Eco-responsibility is a hot topic (pun intended :)) at Sun and certainly worldwide with the recent announcement of Nobel Peace prize. One of the questions that comes up often is "What really consumes power in a system?", so here is a good table that I found on tomshwardware.com for desktop power consumption:
Component Best Case Worst Case
Power Supply 5-15 W 40-60 W
Motherboard 10-15 W 30-50 W
Processor 12-30 W 60-120 W
RAM 5-15 W 30-50 W
Hard Drive 3-5 W (2.5") 10-15 W (3.5")
Graphics Card 3-10 W (integrated) 25-180 W (PCI Express)
Total 38-90 W 195-475 W
The information above gives are really good starting point for understanding power consumption in a system.

I say "staring point" because components like CPUs, video cards, and memory are increasingly becoming power pigs. An Intel Dual Core Xeon Processor (5080) consumes up to 130 watts per processor and an AMD Athlon 64 X2 6000+ consumes 125 watts per processor with multipe processors per motherboard being a common option (reference). NVIDIA's flagship GeForce 8000 GTX graphics card consumes 277 watts loaded and other cards measure up to 387 watts (reference).

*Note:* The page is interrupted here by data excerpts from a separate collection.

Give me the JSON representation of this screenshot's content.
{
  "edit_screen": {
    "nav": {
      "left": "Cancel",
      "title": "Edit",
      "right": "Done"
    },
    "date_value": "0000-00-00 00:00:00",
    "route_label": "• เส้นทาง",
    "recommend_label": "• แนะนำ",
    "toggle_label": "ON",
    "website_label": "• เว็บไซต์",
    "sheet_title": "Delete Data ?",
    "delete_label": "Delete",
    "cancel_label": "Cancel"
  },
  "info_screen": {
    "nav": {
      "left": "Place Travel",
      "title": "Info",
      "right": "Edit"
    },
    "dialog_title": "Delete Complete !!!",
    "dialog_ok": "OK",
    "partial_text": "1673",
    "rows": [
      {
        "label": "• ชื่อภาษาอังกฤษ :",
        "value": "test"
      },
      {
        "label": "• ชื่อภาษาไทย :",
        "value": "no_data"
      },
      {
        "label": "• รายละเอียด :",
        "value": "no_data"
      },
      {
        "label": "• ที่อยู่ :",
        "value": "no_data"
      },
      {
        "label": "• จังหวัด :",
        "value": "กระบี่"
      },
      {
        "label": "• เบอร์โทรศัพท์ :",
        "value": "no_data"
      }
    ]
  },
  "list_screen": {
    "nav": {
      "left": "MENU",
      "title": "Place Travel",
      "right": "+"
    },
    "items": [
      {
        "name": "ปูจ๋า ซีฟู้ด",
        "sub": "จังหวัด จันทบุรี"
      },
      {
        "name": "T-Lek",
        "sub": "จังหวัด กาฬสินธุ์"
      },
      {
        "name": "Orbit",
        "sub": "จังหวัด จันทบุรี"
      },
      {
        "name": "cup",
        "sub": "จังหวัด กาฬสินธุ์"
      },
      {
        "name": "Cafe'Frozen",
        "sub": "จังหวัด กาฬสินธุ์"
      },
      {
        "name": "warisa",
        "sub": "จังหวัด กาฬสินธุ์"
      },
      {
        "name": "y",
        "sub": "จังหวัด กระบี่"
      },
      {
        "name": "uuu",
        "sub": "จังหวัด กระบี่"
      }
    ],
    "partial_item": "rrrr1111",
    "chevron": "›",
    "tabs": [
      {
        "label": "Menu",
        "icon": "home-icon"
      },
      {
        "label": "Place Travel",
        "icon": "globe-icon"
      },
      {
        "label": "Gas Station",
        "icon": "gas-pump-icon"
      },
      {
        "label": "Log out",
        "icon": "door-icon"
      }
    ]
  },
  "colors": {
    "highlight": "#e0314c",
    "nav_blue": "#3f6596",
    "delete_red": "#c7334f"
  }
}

New fully buffered DIMMs (FB-DIMMs) are now pushing over 10 watts per DIMM (and remember you generally have 2-4 DIMMs in a desktop).

As part of being eco-responsible it is important to consider "Watt's in your system?". :) Seriously though, the next time your decide to buy a new system, or upgrade an existing one, consider the philosophy "less is more" by asking what do you really need. Getting a GeForce 8000 GTX may be cool but unless you are a hard core gamer it will likely be a waste of money and power. Maybe getting one 2 GB DIMM instead of two 1 GB DIMMs or getting two 1 TB hard drives instead four 500 Gig drives will give you the same capacity with less power consumption.